Los aymaras intentaron un primer asalto, en el que alcanzaron varias islas flotantes, incendiaron chozas y capturaron (puntualiza Calancha) 700 cerdos y 30 llamas. Es otro punto notable el que aun los urus más primitivos, los más salvajes, ya hubieran adoptado en esos comienzos del siglo xvii un animal de origen europeo y criaran una rica fauna acuática. Es cierto que, gracias a los pillajes, podían acrecentar cómodamente sus rebaños; según uno de los participantes de las expediciones contra ellos, el capitán Juan de Alcalá, habrían robado en 30 años más de 140 000 cabezas de ganado. ¿será acaso una cifra fantasiosa? Por lo menos atestigua que la acumulación también toma otras vías: las del robo e incluso las de la guerra.
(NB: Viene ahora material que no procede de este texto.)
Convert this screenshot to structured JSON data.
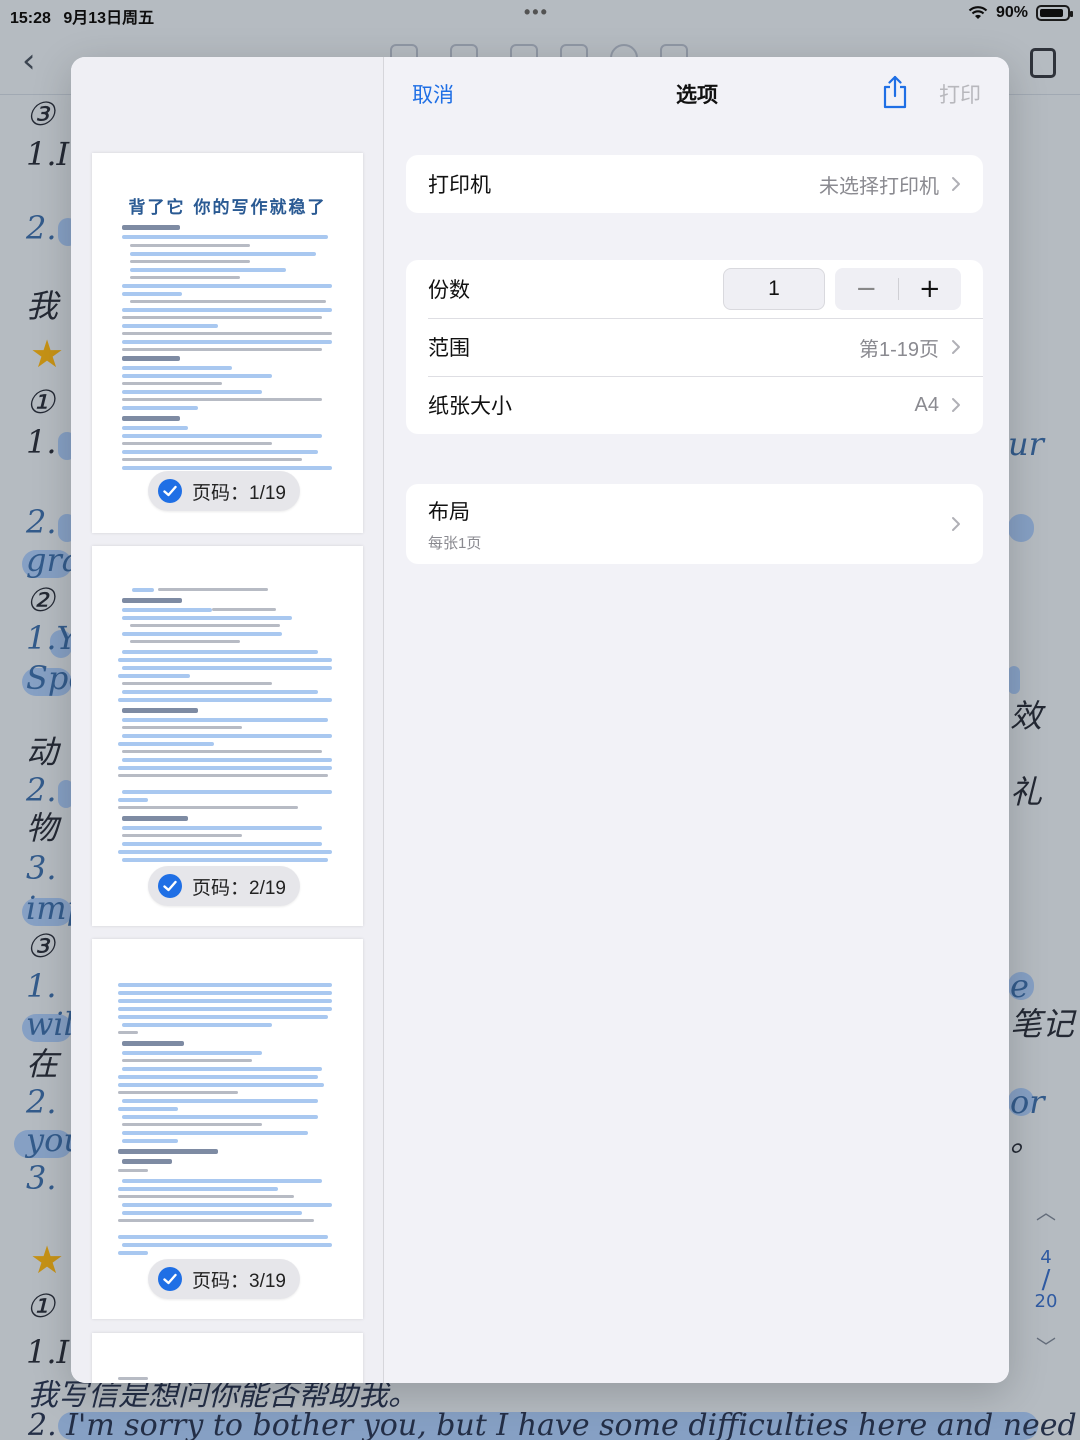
{
  "status_bar": {
    "time": "15:28",
    "date": "9月13日周五",
    "battery": "90%",
    "battery_level": 0.9
  },
  "background": {
    "page_nav": {
      "current": "4",
      "total": "20"
    },
    "margin_text": [
      "③",
      "1.I",
      "2.",
      "我",
      "①",
      "1.",
      "2.",
      "gra",
      "②",
      "1.Y",
      "Spe",
      "动",
      "2.",
      "物",
      "3.",
      "imp",
      "③",
      "1.",
      "wil",
      "在",
      "2.",
      "you",
      "3.",
      "①",
      "1.I'"
    ],
    "right_text": [
      "ur",
      "效",
      "礼",
      "e",
      "笔记",
      "or",
      "。"
    ],
    "bottom_lines": [
      "我写信是想问你能否帮助我。",
      "2. I'm sorry to bother you, but I have some difficulties here and need"
    ]
  },
  "dialog": {
    "nav": {
      "cancel": "取消",
      "title": "选项",
      "share_icon": "share-icon",
      "print": "打印"
    },
    "printer": {
      "label": "打印机",
      "value": "未选择打印机"
    },
    "copies": {
      "label": "份数",
      "value": "1",
      "minus": "−",
      "plus": "+"
    },
    "range": {
      "label": "范围",
      "value": "第1-19页"
    },
    "paper": {
      "label": "纸张大小",
      "value": "A4"
    },
    "layout": {
      "label": "布局",
      "sub": "每张1页"
    }
  },
  "thumbnails": [
    {
      "badge": "页码：1/19",
      "title": "背了它  你的写作就稳了",
      "selected": true
    },
    {
      "badge": "页码：2/19",
      "selected": true
    },
    {
      "badge": "页码：3/19",
      "selected": true
    }
  ],
  "colors": {
    "accent": "#1f6fe5",
    "disabled": "#b8b8bd",
    "highlight": "#9dc0ef"
  }
}
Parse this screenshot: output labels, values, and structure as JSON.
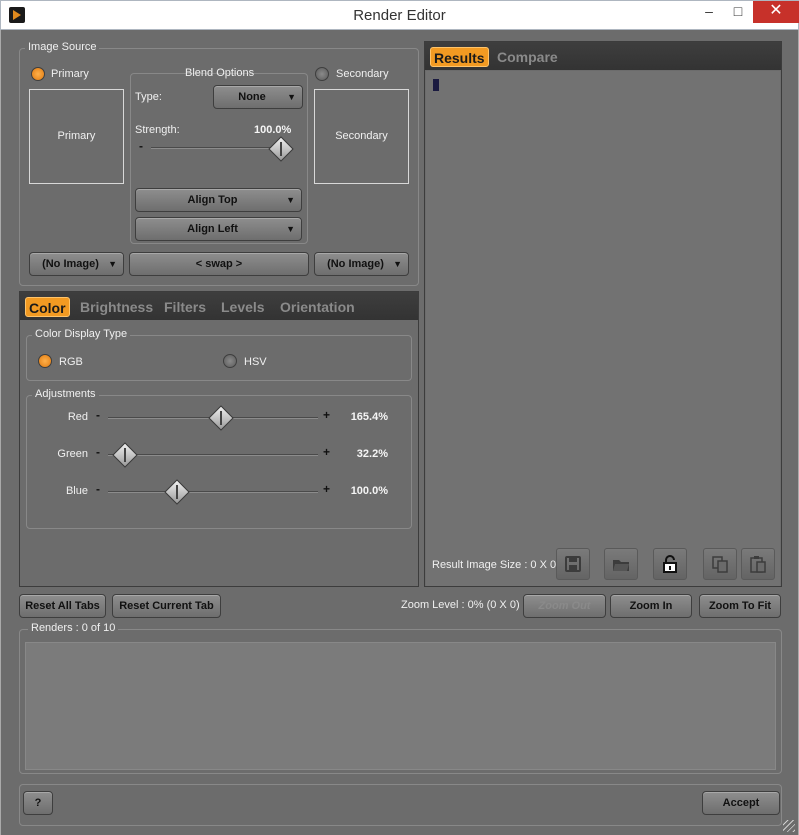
{
  "window": {
    "title": "Render Editor"
  },
  "image_source": {
    "label": "Image Source",
    "primary": {
      "radio_label": "Primary",
      "box_label": "Primary",
      "selected": true,
      "image_combo": "(No Image)"
    },
    "secondary": {
      "radio_label": "Secondary",
      "box_label": "Secondary",
      "selected": false,
      "image_combo": "(No Image)"
    },
    "swap_label": "< swap >",
    "blend": {
      "label": "Blend Options",
      "type_label": "Type:",
      "type_value": "None",
      "strength_label": "Strength:",
      "strength_value": "100.0%",
      "strength_fraction": 1.0,
      "align_top": "Align Top",
      "align_left": "Align Left"
    }
  },
  "adjust_tabs": [
    {
      "label": "Color",
      "active": true
    },
    {
      "label": "Brightness",
      "active": false
    },
    {
      "label": "Filters",
      "active": false
    },
    {
      "label": "Levels",
      "active": false
    },
    {
      "label": "Orientation",
      "active": false
    }
  ],
  "color_display": {
    "label": "Color Display Type",
    "rgb_label": "RGB",
    "hsv_label": "HSV",
    "selected": "RGB"
  },
  "adjustments": {
    "label": "Adjustments",
    "sliders": [
      {
        "name": "Red",
        "value": "165.4%",
        "fraction": 0.54
      },
      {
        "name": "Green",
        "value": "32.2%",
        "fraction": 0.08
      },
      {
        "name": "Blue",
        "value": "100.0%",
        "fraction": 0.33
      }
    ]
  },
  "result_tabs": [
    {
      "label": "Results",
      "active": true
    },
    {
      "label": "Compare",
      "active": false
    }
  ],
  "result_info": {
    "size_text": "Result Image Size : 0 X 0"
  },
  "result_icons": [
    "save-icon",
    "open-folder-icon",
    "lock-icon",
    "copy-icon",
    "paste-icon"
  ],
  "bottom_bar": {
    "reset_all": "Reset All Tabs",
    "reset_current": "Reset Current Tab",
    "zoom_level": "Zoom Level : 0% (0 X 0)",
    "zoom_out": "Zoom Out",
    "zoom_in": "Zoom In",
    "zoom_fit": "Zoom To Fit"
  },
  "renders": {
    "label": "Renders : 0 of 10"
  },
  "footer": {
    "help_label": "?",
    "accept": "Accept"
  },
  "colors": {
    "accent": "#f29a22",
    "panel": "#6c6c6c",
    "tabbar": "#383838"
  }
}
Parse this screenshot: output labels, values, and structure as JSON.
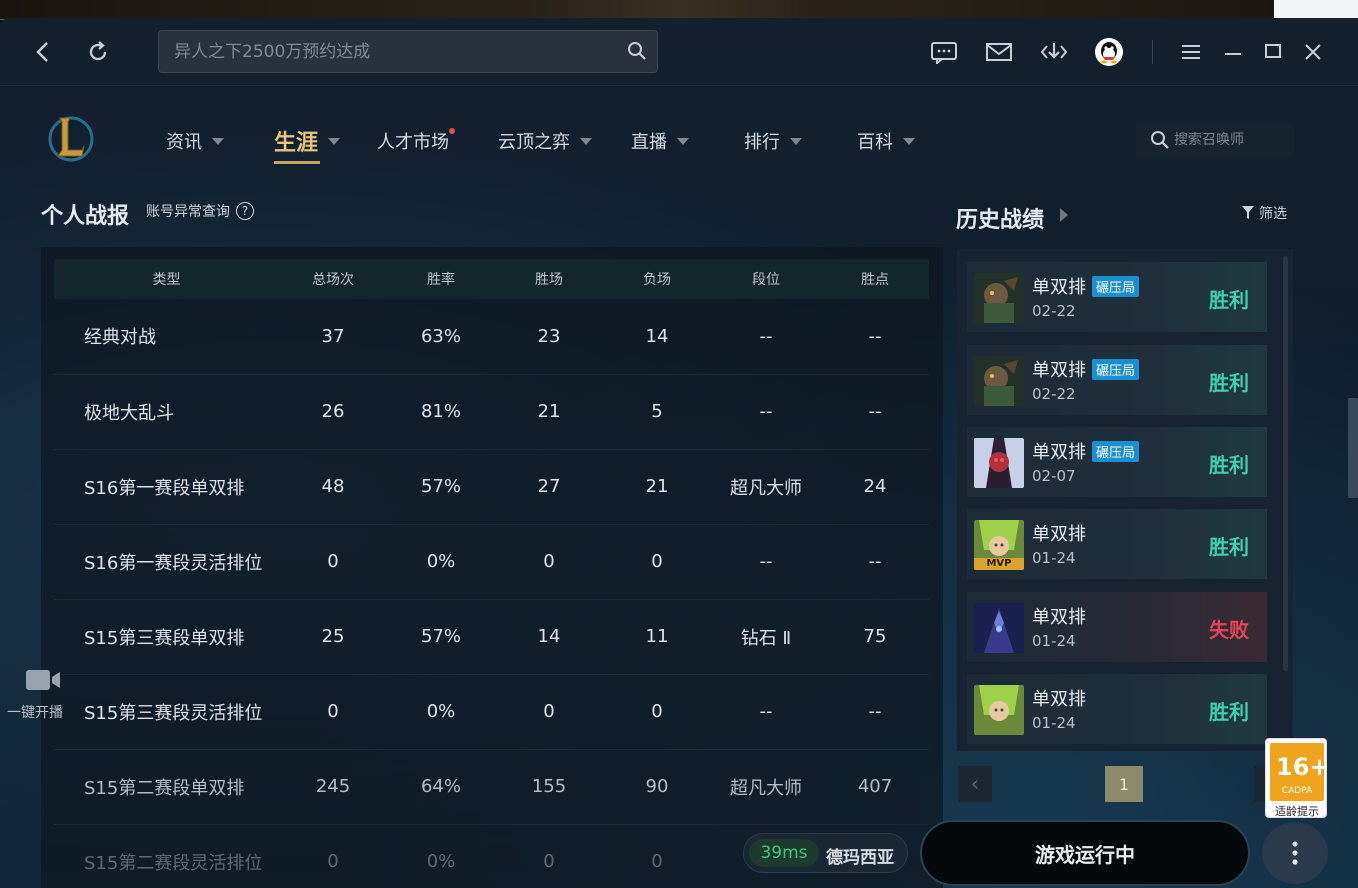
{
  "titlebar": {
    "search_placeholder": "异人之下2500万预约达成",
    "icons": [
      "back-icon",
      "refresh-icon",
      "search-icon",
      "chat-icon",
      "mail-icon",
      "download-icon",
      "qq-avatar",
      "menu-icon",
      "minimize-icon",
      "maximize-icon",
      "close-icon"
    ]
  },
  "nav": {
    "items": [
      {
        "label": "资讯"
      },
      {
        "label": "生涯"
      },
      {
        "label": "人才市场"
      },
      {
        "label": "云顶之弈"
      },
      {
        "label": "直播"
      },
      {
        "label": "排行"
      },
      {
        "label": "百科"
      }
    ],
    "summoner_search_placeholder": "搜索召唤师"
  },
  "stats": {
    "title": "个人战报",
    "abnormal_link": "账号异常查询",
    "qmark": "?",
    "headers": [
      "类型",
      "总场次",
      "胜率",
      "胜场",
      "负场",
      "段位",
      "胜点"
    ],
    "rows": [
      [
        "经典对战",
        "37",
        "63%",
        "23",
        "14",
        "--",
        "--"
      ],
      [
        "极地大乱斗",
        "26",
        "81%",
        "21",
        "5",
        "--",
        "--"
      ],
      [
        "S16第一赛段单双排",
        "48",
        "57%",
        "27",
        "21",
        "超凡大师",
        "24"
      ],
      [
        "S16第一赛段灵活排位",
        "0",
        "0%",
        "0",
        "0",
        "--",
        "--"
      ],
      [
        "S15第三赛段单双排",
        "25",
        "57%",
        "14",
        "11",
        "钻石 Ⅱ",
        "75"
      ],
      [
        "S15第三赛段灵活排位",
        "0",
        "0%",
        "0",
        "0",
        "--",
        "--"
      ],
      [
        "S15第二赛段单双排",
        "245",
        "64%",
        "155",
        "90",
        "超凡大师",
        "407"
      ],
      [
        "S15第二赛段灵活排位",
        "0",
        "0%",
        "0",
        "0",
        "",
        ""
      ]
    ]
  },
  "side": {
    "live_label": "一键开播"
  },
  "history": {
    "title": "历史战绩",
    "filter": "筛选",
    "matches": [
      {
        "mode": "单双排",
        "badge": "碾压局",
        "date": "02-22",
        "result": "胜利",
        "color": "#3fd0b0"
      },
      {
        "mode": "单双排",
        "badge": "碾压局",
        "date": "02-22",
        "result": "胜利",
        "color": "#3fd0b0"
      },
      {
        "mode": "单双排",
        "badge": "碾压局",
        "date": "02-07",
        "result": "胜利",
        "color": "#3fd0b0"
      },
      {
        "mode": "单双排",
        "badge": "",
        "date": "01-24",
        "result": "胜利",
        "color": "#3fd0b0",
        "mvp": "MVP"
      },
      {
        "mode": "单双排",
        "badge": "",
        "date": "01-24",
        "result": "失败",
        "color": "#e0455a"
      },
      {
        "mode": "单双排",
        "badge": "",
        "date": "01-24",
        "result": "胜利",
        "color": "#3fd0b0"
      }
    ],
    "page": "1",
    "prev": "‹"
  },
  "age_rating": {
    "num": "16+",
    "org": "CADPA",
    "text": "适龄提示"
  },
  "footer": {
    "ping": "39ms",
    "server": "德玛西亚",
    "play_button": "游戏运行中"
  },
  "colors": {
    "accent_gold": "#c9a35a",
    "win": "#3fd0b0",
    "loss": "#e0455a"
  }
}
Siguen otros asaltos. El curaca de Chucuito lanza 20 embarcaciones en el Desaguadero, que va siguiendo a lo largo del rio con más de 200 hombres. Durante una batalla naval, los ochosumas sumergieron a sus enemigos, pues “se deslizaban con una habilidad increíble a través de los senderos y los pasajes que ellos mismos habían trazado en medio de las totoras”. Entonces intervino en persona el corregidor de Pacajes, el general Rodrigo de Castro (asistido por sus colegas de Carangas y Omasuyo), a la cabeza de 70 jinetes; un escuadrón de 12 hombres ve a los ochosumas en la orilla, se lanza tras ellos y cae en una emboscada; los doce españoles murieron y los demás tuvieron que retirarse a Tiahuanaco. ¡un desastre! El corregidor pidió refuerzos a Oruro, a Potosi, a Cochabamba, a la Plata: un puñado de unos 100 ochosumas tenía en jaque a toda la audiencia de Charcas. […]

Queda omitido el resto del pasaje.